Die Klärschlamm-Anlage kann man sich wie einen künstlich angelegten Teich mit einer meterhohen Böschung ringsherum vorstellen, der ebenso wie dieser zum Boden hin durch eine dicke Folie abgedichtet ist. Denn, so Seidel: "Ins Erdreich gelangt nichts, das ist ein geschlossenes System." Auf dem Grund der Wanne wird ein mit einer Drainage durchsetztes Gesteinsfiltrat mit unterschiedlichen Schichten und Körnungen aufgebracht, schließlich wird das gesamte Beet mit Schilf bepflanzt. Das soll zum einen dem Klärschlamm einen Großteil des Wassers auf natürliche Weise entziehen, zum anderen sollen dessen Wurzeln für eine gute Belüftung und somit optimale Weiterverarbeitung der Masse sorgen. Ist der Schlamm zu Humus geworden, kann er entnommen werden. Seidel: "Einmal jährlich wird er auf seine Inhaltsstoffe untersucht." Der Werkleiter sieht vor allem drei große Vorteile gegenüber dem bisherigen Umgang mit Klärschlamm: Die Kosten: "Gegenüber der landwirtschaftlichen Weiterverarbeitung sparen wir rund 20 000 Euro im Jahr, gegenüber der Verbrennung noch einmal so viel." Vor allem die Transportkosten schlagen zu Buche. "Wir fahren ja überwiegend Wasser hin und her", verweist der Werkleiter darauf, dass Klärschlamm zu etwa 95 Prozent aus Wasser besteht.

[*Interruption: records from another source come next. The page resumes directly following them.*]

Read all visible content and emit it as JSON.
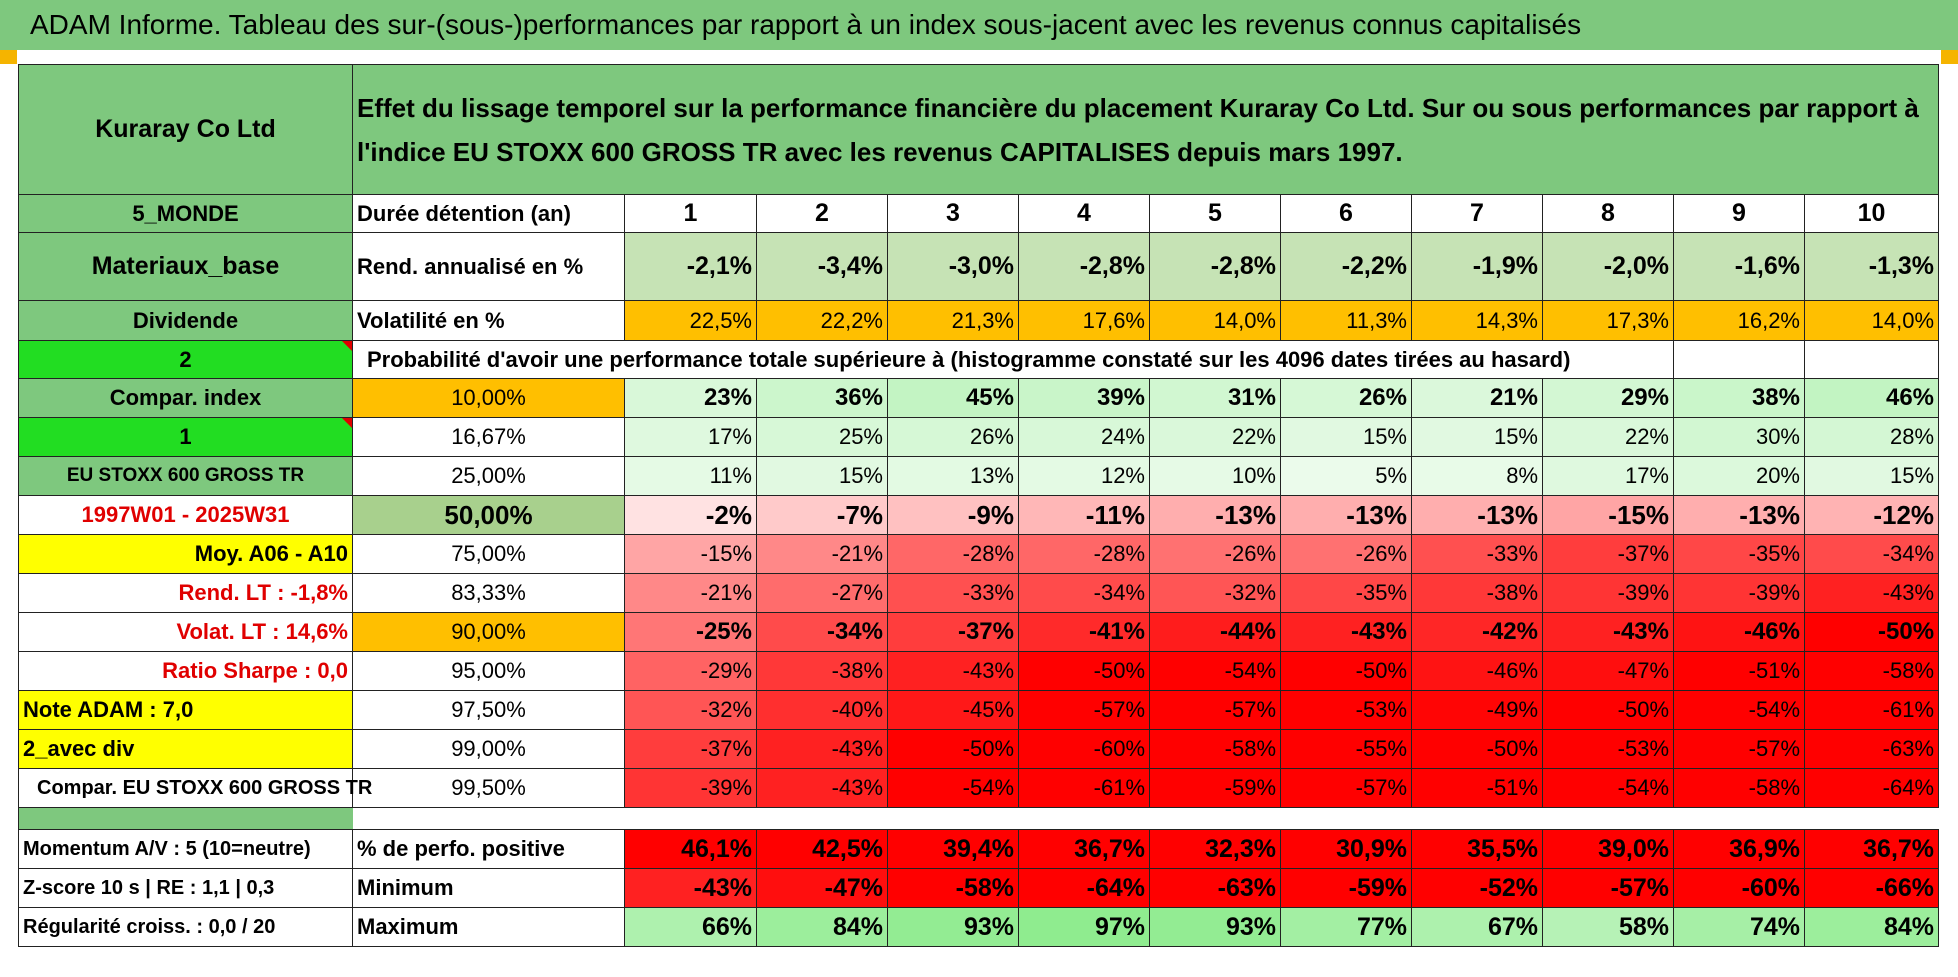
{
  "title": "ADAM Informe. Tableau des sur-(sous-)performances par rapport à un index sous-jacent avec les revenus connus capitalisés",
  "header": {
    "company": "Kuraray Co Ltd",
    "description": "Effet du lissage temporel sur la performance financière du placement Kuraray Co Ltd. Sur ou sous performances par rapport à l'indice EU STOXX 600 GROSS TR avec les revenus CAPITALISES depuis mars 1997."
  },
  "left_labels": {
    "region": "5_MONDE",
    "sector": "Materiaux_base",
    "dividend": "Dividende",
    "sel1": "2",
    "compar_index": "Compar. index",
    "sel2": "1",
    "index_name": "EU STOXX 600 GROSS TR",
    "period": "1997W01 - 2025W31",
    "moy": "Moy. A06 - A10",
    "rend_lt": "Rend. LT :   -1,8%",
    "volat_lt": "Volat. LT :   14,6%",
    "sharpe": "Ratio Sharpe :    0,0",
    "note": "Note ADAM : 7,0",
    "avec_div": "2_avec div",
    "compar_eu": "Compar. EU STOXX 600 GROSS TR",
    "momentum": "Momentum A/V : 5 (10=neutre)",
    "zscore": "Z-score 10 s | RE : 1,1 | 0,3",
    "regularite": "Régularité croiss. : 0,0 / 20"
  },
  "row_labels": {
    "duree": "Durée détention (an)",
    "rend": "Rend. annualisé en %",
    "vol": "Volatilité en %",
    "prob": "Probabilité d'avoir une performance totale supérieure à (histogramme constaté sur les 4096 dates tirées au hasard)",
    "pct_pos": "% de perfo. positive",
    "minimum": "Minimum",
    "maximum": "Maximum"
  },
  "years": [
    "1",
    "2",
    "3",
    "4",
    "5",
    "6",
    "7",
    "8",
    "9",
    "10"
  ],
  "rend": [
    "-2,1%",
    "-3,4%",
    "-3,0%",
    "-2,8%",
    "-2,8%",
    "-2,2%",
    "-1,9%",
    "-2,0%",
    "-1,6%",
    "-1,3%"
  ],
  "vol": [
    "22,5%",
    "22,2%",
    "21,3%",
    "17,6%",
    "14,0%",
    "11,3%",
    "14,3%",
    "17,3%",
    "16,2%",
    "14,0%"
  ],
  "quantiles": [
    {
      "p": "10,00%",
      "v": [
        "23%",
        "36%",
        "45%",
        "39%",
        "31%",
        "26%",
        "21%",
        "29%",
        "38%",
        "46%"
      ]
    },
    {
      "p": "16,67%",
      "v": [
        "17%",
        "25%",
        "26%",
        "24%",
        "22%",
        "15%",
        "15%",
        "22%",
        "30%",
        "28%"
      ]
    },
    {
      "p": "25,00%",
      "v": [
        "11%",
        "15%",
        "13%",
        "12%",
        "10%",
        "5%",
        "8%",
        "17%",
        "20%",
        "15%"
      ]
    },
    {
      "p": "50,00%",
      "v": [
        "-2%",
        "-7%",
        "-9%",
        "-11%",
        "-13%",
        "-13%",
        "-13%",
        "-15%",
        "-13%",
        "-12%"
      ]
    },
    {
      "p": "75,00%",
      "v": [
        "-15%",
        "-21%",
        "-28%",
        "-28%",
        "-26%",
        "-26%",
        "-33%",
        "-37%",
        "-35%",
        "-34%"
      ]
    },
    {
      "p": "83,33%",
      "v": [
        "-21%",
        "-27%",
        "-33%",
        "-34%",
        "-32%",
        "-35%",
        "-38%",
        "-39%",
        "-39%",
        "-43%"
      ]
    },
    {
      "p": "90,00%",
      "v": [
        "-25%",
        "-34%",
        "-37%",
        "-41%",
        "-44%",
        "-43%",
        "-42%",
        "-43%",
        "-46%",
        "-50%"
      ]
    },
    {
      "p": "95,00%",
      "v": [
        "-29%",
        "-38%",
        "-43%",
        "-50%",
        "-54%",
        "-50%",
        "-46%",
        "-47%",
        "-51%",
        "-58%"
      ]
    },
    {
      "p": "97,50%",
      "v": [
        "-32%",
        "-40%",
        "-45%",
        "-57%",
        "-57%",
        "-53%",
        "-49%",
        "-50%",
        "-54%",
        "-61%"
      ]
    },
    {
      "p": "99,00%",
      "v": [
        "-37%",
        "-43%",
        "-50%",
        "-60%",
        "-58%",
        "-55%",
        "-50%",
        "-53%",
        "-57%",
        "-63%"
      ]
    },
    {
      "p": "99,50%",
      "v": [
        "-39%",
        "-43%",
        "-54%",
        "-61%",
        "-59%",
        "-57%",
        "-51%",
        "-54%",
        "-58%",
        "-64%"
      ]
    }
  ],
  "pct_pos": [
    "46,1%",
    "42,5%",
    "39,4%",
    "36,7%",
    "32,3%",
    "30,9%",
    "35,5%",
    "39,0%",
    "36,9%",
    "36,7%"
  ],
  "minimum": [
    "-43%",
    "-47%",
    "-58%",
    "-64%",
    "-63%",
    "-59%",
    "-52%",
    "-57%",
    "-60%",
    "-66%"
  ],
  "maximum": [
    "66%",
    "84%",
    "93%",
    "97%",
    "93%",
    "77%",
    "67%",
    "58%",
    "74%",
    "84%"
  ],
  "colors": {
    "header_green": "#7ec87e",
    "light_green": "#c6e3b5",
    "orange": "#ffbf00",
    "bright_green": "#22dd22",
    "yellow": "#ffff00",
    "red_text": "#e00000"
  }
}
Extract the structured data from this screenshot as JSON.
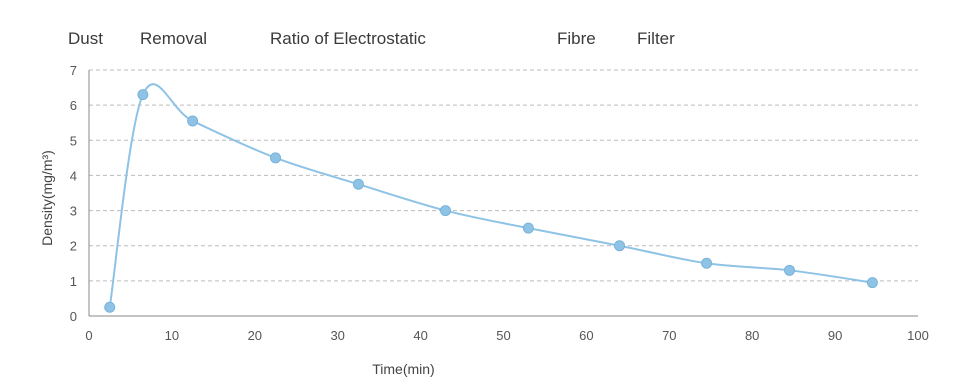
{
  "chart_data": {
    "type": "line",
    "title_words": [
      "Dust",
      "Removal",
      "Ratio of Electrostatic",
      "Fibre",
      "Filter"
    ],
    "xlabel": "Time(min)",
    "ylabel": "Density(mg/m³)",
    "xlim": [
      0,
      100
    ],
    "ylim": [
      0,
      7
    ],
    "x_ticks": [
      0,
      10,
      20,
      30,
      40,
      50,
      60,
      70,
      80,
      90,
      100
    ],
    "y_ticks": [
      0,
      1,
      2,
      3,
      4,
      5,
      6,
      7
    ],
    "grid": true,
    "series": [
      {
        "x": [
          2.5,
          6.5,
          12.5,
          22.5,
          32.5,
          43,
          53,
          64,
          74.5,
          84.5,
          94.5
        ],
        "y": [
          0.25,
          6.3,
          5.55,
          4.5,
          3.75,
          3.0,
          2.5,
          2.0,
          1.5,
          1.3,
          0.95
        ],
        "color": "#8fc3e6"
      }
    ]
  }
}
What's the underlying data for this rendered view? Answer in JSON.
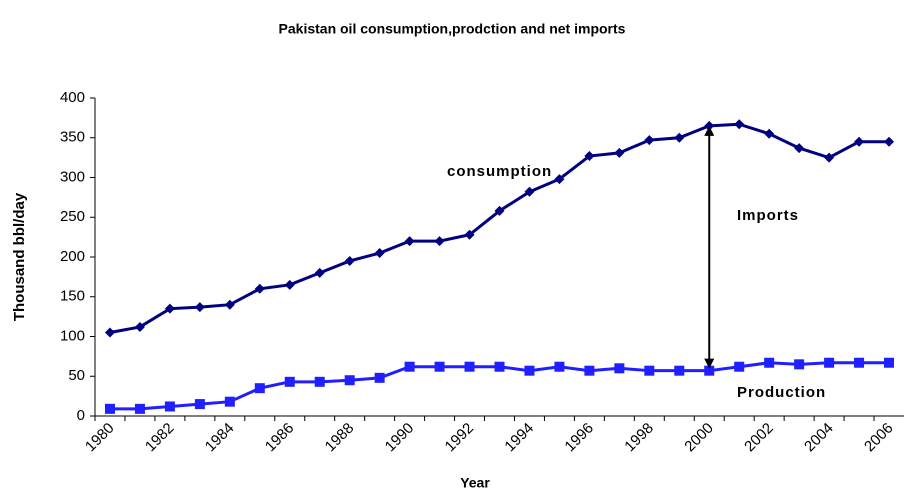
{
  "chart_data": {
    "type": "line",
    "title": "Pakistan oil consumption,prodction and net imports",
    "x_label": "Year",
    "y_label": "Thousand  bbl/day",
    "annotations": [
      "Imports"
    ],
    "categories": [
      "1980",
      null,
      "1982",
      null,
      "1984",
      null,
      "1986",
      null,
      "1988",
      null,
      "1990",
      null,
      "1992",
      null,
      "1994",
      null,
      "1996",
      null,
      "1998",
      null,
      "2000",
      null,
      "2002",
      null,
      "2004",
      null,
      "2006"
    ],
    "series": [
      {
        "name": "consumption",
        "color": "#000080",
        "marker": "diamond",
        "values": [
          105,
          112,
          135,
          137,
          140,
          160,
          165,
          180,
          195,
          205,
          220,
          220,
          228,
          258,
          282,
          298,
          327,
          331,
          347,
          350,
          365,
          367,
          355,
          337,
          325,
          345,
          345
        ]
      },
      {
        "name": "Production",
        "color": "#1f1fff",
        "marker": "square",
        "values": [
          9,
          9,
          12,
          15,
          18,
          35,
          43,
          43,
          45,
          48,
          62,
          62,
          62,
          62,
          57,
          62,
          57,
          60,
          57,
          57,
          57,
          62,
          67,
          65,
          67,
          67,
          67
        ]
      }
    ],
    "ylim": [
      0,
      400
    ],
    "yticks": [
      0,
      50,
      100,
      150,
      200,
      250,
      300,
      350,
      400
    ],
    "grid": false
  }
}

Selbst nach einer Reduktion ist Wasser immer noch bei weitem der Hauptbestandteil des Abfallprodukts. Die Umwelt: Das Aufbringen auf Feldern stellt nach wie vor einen enormen Eingriff in die Natur dar und muss daher intensiv überwacht werden - dennoch kommt es nach wie vor zu Überdüngungen und Gewässerverunreinigungen. Die Überprüfbarkeit: "Sollten sich die Anforderungen an den Klärschlamm künftig verändern, können wir sofort darauf reagieren, da sich das Produkt ja noch in der Anlage befindet", sagt Seidel.Betriebsbeginn zur Jahresmitte geplant

Die Zwei-Beet-Anlage wird etwa 4000 Quadratmeter groß werden und ein Fassungsvermögen von rund 11 000 Kubikmetern haben. Sobald es trockener wird, sollen die Bauarbeiten an der "letzten großen Einzelmaßnahme im Bereich der Abwasserbeseitigung im Gerolsteiner Land" beginnen, sagt Seidel. Denn: "Wir wollen Mitte des Jahres in Betrieb gehen."